But once he said to Sibyl Dacy, "Ah, how sweet it would be–sweet for me, at least–if this intercourse might last forever!"
"That is an awful idea that you present," said Sibyl, with a hardly perceptible, involuntary shudder; "always on this hill-top, always passing and repassing this little hillock; always smelling these flowers! I always looking at this deep chasm in your brow; you always seeing my bloodless cheek!–doing this till these trees crumble away, till perhaps a new forest grew up wherever this white race had planted, and a race of savages again possess the soil. I should not like it. My mission here is but for a short time, and will soon be accomplished, and then I go."
"You do not rightly estimate the way in which the long time might be spent," said Septimius. "We would find out a thousand uses of this world, uses and enjoyments which now men never dream of, because the world is just held to their mouths, and then snatched away again, before they have time hardly to taste it, instead of becoming acquainted with the deliciousness of this great world-fruit. But you speak of a mission, and as if you were now in performance of it. Will you not tell me what it is?"
"No," said Sibyl Dacy, smiling on him. "But one day you shall know what it is,–none sooner nor better than you,–so much I promise you."
"Are we friends?" asked Septimius, somewhat puzzled by her look.
"We have an intimate relation to one another," replied Sibyl.
"And what is it?" demanded Septimius.
"That will appear hereafter," answered Sibyl, again smiling on him.
He knew not what to make of this, nor whether to be exalted or depressed; but, at all events, there seemed to be an accordance, a striking together, a mutual touch of their two natures, as if, somehow or other, they were performing the same part of solemn music; so that he felt his soul thrill, and at the same time shudder. Some sort of sympathy there surely was, but of what nature he could not tell; though often he was impelled to ask himself the same question he asked Sibyl, "Are we friends?" because of a sudden shock and repulsion that came between them, and passed away in a moment; and there would be Sibyl, smiling askance on him.

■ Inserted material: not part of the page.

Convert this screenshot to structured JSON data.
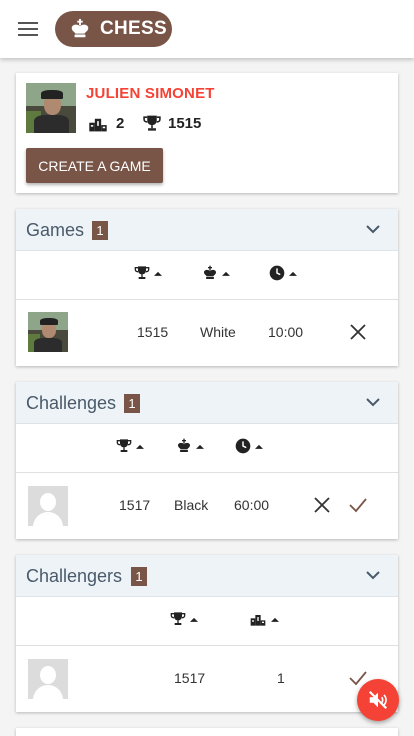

And then he toiled away again at his chemical pursuits; tried to mingle things harmoniously that apparently were not born to be mingled; discovering a science for himself, and mixing it up with absurdities that other chemists had long ago flung aside; but still there would be that turbid aspect, still that lack of fragrance, still that want of the peculiar temperature, that was announced as the test of the matter. Over and over again he set the crystal vase in the sun, and let it stay there the appointed time, hoping that it would digest in such a manner as to bring about the desired result.